Health insurance, home insurance, car insurance, borrower insurance, school insurance, smartphone insurance … There are many products that insurance companies will take out when they enter an agency or consult on the Internet. Everyone has a strong claim to encourage the integration of insurance policies. It’s a price cut. Indeed, many insurers offer a rate of decline based on the number of contracts they have. Specifically, the benefit is that all contracts are reduced by 10% from the moment at least three individual contracts are signed with the same agency.

The second argument is also reflected in many policyholders who are a little lost between various contracts. Simplification and proximity. It is true that having a single contact for all your insurance related questions can be a plus. You are no longer a regular customer of advisors, but a premium customer. It’s easier to establish a relationship of trust. Indeed, but despite its advantages, grouping insurance policies still has some drawbacks, or at least points of caution.

Grouping insurance policies does not provide access to the expertise of each insurance company.

Some insurance companies specialize in car / motorcycle insurance, while others have very special performance in the area of ​​home insurance. Yet others have been able to develop interesting products in terms of tariffs and guarantees for health insurance or borrower insurance. In short, I realized that each insurer has its own expertise and no one can claim to be the most attractive of all these activities with a very clear reality.

By consolidating contracts, there is a risk of losing the strengths of each insurer. In other words, you cannot benefit from the highest price / guarantee ratios offered by different companies that specialize in a particular sector.If you can be very well protected by the professionals you provide Best motorcycle insurance policyUnless you request additional guarantees, your home is probably not that much, but it naturally raises prices and loses the benefits of grouping insurance policies.

Grouping insurance policies encourages you to choose a policy that is not well suited to your needs and profile.

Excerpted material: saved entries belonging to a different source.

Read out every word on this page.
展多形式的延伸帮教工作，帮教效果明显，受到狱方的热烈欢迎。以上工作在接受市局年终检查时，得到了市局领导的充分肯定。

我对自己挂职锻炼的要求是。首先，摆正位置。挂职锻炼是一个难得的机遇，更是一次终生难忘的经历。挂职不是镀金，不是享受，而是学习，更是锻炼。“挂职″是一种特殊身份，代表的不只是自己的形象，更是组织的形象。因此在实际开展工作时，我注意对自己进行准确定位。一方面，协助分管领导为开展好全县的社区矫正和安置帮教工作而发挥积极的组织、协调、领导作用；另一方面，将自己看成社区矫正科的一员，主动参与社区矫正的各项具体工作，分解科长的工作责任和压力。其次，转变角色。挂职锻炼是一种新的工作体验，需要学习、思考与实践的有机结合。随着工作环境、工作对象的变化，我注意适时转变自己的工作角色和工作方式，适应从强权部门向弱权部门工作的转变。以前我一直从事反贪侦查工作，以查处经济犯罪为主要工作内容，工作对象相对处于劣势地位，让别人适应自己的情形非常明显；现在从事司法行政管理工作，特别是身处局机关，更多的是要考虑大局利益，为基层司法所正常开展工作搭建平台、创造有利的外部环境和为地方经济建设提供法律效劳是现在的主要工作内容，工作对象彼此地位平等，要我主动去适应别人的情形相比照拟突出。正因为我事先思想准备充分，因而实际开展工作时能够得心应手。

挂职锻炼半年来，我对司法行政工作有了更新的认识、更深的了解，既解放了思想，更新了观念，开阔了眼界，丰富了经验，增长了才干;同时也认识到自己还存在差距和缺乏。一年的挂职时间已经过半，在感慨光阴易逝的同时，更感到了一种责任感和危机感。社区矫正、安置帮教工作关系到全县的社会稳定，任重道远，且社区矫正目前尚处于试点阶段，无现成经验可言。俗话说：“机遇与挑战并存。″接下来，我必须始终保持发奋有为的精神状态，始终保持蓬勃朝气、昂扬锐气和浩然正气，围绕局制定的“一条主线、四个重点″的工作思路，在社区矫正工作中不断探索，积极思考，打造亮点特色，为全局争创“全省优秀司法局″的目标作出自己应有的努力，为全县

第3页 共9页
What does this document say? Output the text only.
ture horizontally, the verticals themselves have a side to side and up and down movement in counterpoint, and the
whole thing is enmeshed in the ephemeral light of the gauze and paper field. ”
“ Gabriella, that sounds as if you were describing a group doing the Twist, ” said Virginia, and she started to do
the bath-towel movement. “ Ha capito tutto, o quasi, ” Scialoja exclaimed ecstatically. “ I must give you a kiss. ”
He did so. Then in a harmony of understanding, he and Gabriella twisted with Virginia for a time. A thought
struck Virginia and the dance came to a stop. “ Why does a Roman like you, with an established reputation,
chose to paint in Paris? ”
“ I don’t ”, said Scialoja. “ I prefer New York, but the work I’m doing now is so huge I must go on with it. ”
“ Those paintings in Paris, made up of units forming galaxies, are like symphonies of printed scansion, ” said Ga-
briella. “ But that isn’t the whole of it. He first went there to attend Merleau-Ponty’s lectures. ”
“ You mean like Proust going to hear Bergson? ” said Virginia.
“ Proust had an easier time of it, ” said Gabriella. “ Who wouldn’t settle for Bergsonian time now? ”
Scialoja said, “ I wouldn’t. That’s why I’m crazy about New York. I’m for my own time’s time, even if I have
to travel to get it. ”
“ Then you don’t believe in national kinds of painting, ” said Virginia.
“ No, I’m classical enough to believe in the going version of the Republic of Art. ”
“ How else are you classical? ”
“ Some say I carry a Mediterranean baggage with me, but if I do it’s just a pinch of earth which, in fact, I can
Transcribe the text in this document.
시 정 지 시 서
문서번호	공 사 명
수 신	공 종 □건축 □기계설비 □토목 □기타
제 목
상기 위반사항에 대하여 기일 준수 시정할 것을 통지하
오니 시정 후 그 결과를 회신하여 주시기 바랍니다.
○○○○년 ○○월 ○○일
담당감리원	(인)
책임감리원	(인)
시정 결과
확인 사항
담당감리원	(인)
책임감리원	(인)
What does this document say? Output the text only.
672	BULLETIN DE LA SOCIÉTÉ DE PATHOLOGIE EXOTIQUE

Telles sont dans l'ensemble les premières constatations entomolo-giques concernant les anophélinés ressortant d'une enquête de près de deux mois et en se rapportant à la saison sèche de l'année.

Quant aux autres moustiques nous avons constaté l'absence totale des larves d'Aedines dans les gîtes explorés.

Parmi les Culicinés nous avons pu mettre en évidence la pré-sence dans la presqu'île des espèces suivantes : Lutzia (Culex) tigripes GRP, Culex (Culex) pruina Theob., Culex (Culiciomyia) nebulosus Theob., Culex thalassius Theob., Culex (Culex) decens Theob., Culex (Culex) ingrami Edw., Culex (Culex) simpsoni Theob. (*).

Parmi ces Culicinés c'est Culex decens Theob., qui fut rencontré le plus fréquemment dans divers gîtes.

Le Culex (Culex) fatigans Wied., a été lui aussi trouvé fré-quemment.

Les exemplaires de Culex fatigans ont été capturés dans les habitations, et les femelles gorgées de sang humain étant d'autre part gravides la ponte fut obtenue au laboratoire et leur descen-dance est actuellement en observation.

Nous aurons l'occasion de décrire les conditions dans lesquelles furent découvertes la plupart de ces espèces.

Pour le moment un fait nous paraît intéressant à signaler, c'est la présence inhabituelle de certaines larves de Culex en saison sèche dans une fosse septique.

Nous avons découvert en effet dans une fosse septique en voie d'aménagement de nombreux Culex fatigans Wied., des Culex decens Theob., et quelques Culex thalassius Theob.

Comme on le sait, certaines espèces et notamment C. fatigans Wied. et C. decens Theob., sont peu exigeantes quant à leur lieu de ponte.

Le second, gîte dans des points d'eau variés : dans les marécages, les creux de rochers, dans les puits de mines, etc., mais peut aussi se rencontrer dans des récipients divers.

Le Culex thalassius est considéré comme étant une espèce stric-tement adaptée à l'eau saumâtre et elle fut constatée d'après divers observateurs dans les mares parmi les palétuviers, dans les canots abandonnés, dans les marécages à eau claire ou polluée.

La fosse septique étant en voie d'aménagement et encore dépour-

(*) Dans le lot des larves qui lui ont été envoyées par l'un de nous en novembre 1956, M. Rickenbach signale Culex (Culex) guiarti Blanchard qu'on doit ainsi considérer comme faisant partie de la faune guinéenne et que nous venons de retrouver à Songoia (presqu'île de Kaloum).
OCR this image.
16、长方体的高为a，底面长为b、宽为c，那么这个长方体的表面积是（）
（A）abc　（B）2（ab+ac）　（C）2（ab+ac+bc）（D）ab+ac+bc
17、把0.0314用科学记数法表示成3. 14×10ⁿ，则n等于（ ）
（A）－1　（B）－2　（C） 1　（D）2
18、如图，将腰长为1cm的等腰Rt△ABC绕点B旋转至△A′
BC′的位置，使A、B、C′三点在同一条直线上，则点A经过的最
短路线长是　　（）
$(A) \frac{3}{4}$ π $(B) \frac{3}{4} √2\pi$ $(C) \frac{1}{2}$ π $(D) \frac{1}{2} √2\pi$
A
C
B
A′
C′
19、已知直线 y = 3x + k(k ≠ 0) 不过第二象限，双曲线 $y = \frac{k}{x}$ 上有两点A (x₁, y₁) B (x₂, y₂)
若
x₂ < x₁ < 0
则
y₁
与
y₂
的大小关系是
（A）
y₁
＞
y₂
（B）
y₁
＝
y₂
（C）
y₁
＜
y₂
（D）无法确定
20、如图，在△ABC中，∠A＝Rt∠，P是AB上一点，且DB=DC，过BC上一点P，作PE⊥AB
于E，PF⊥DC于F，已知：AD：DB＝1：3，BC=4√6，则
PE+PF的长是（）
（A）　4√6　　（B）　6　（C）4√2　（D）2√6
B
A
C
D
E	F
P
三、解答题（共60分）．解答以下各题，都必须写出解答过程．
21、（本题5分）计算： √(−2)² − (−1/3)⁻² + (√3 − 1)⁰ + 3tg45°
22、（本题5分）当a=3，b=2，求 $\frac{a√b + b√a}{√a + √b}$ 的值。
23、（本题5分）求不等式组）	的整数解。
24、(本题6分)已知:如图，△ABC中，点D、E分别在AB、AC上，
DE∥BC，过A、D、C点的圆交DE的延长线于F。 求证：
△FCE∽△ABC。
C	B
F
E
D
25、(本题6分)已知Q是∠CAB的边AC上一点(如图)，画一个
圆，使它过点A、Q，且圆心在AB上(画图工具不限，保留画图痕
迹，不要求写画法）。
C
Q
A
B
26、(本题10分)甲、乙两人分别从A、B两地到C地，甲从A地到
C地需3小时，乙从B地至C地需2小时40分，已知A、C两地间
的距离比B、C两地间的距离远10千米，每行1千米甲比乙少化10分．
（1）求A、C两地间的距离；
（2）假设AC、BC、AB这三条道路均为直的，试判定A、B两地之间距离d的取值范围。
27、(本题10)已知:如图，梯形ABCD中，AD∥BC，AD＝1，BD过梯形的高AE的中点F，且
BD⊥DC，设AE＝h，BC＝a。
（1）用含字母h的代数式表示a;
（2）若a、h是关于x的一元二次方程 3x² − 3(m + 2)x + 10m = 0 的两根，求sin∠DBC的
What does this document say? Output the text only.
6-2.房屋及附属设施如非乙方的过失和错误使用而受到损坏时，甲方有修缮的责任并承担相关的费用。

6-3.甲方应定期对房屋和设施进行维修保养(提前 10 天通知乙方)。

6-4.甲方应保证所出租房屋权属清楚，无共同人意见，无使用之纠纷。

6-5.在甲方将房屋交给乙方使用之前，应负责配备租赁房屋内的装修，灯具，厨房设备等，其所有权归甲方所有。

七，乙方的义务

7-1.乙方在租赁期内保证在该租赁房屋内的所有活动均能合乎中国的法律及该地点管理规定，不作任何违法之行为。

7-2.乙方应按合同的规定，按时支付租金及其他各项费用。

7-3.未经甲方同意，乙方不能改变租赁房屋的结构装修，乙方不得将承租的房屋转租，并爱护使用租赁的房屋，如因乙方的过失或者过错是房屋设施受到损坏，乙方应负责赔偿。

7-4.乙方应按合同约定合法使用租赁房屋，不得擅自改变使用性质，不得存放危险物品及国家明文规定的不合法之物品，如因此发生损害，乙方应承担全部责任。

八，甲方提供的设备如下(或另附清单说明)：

By default, you may choose a contract to benefit from the incentives implied by insurance grouping. This allows access to particularly attractive prices. However, finding a health insurance policy that meets the needs of your family, for example, requires very special attention. Certain guarantees should be carefully selected depending on the health issues of the members of the family unit. In particular, optical costs and dental treatment are not covered by health insurance. Car insurance also needs to take into account the insured’s profile. For example, based on the data recorded on an electric vehicle Tesla brand wants to replace insurance companies Offering a more favorable insurance policy to the driver of their car, as they are considered to be drivers with a low risk of accidents. Proof that everyone has a discussion to propose to an insurance company.

Insurance contract consolidation may not be advantageous if there have been past claims

In some accidents at the counter, the penalty raises the price of car insurance, but it remains compulsory. in fact, Driving without insurance is a tragedy that ruins your life.. Therefore, in this case it is advisable to separate the insurance policy. Due to some registered car claims, the insurance company may not benefit you from the attractive rates of other contracts due to the risks associated with your profile. Increasing the number of collisions can cause flood damage by regularly breaking your smartphone or forgetting to turn off the faucet. In any case, these are the conclusions your adviser can draw. Therefore, it would be desirable here to separate car insurance from other contracts.

In general, grouping insurance will eventually make it impossible to compete. Still, it’s the best way to find a good guaranteed contract at the best price.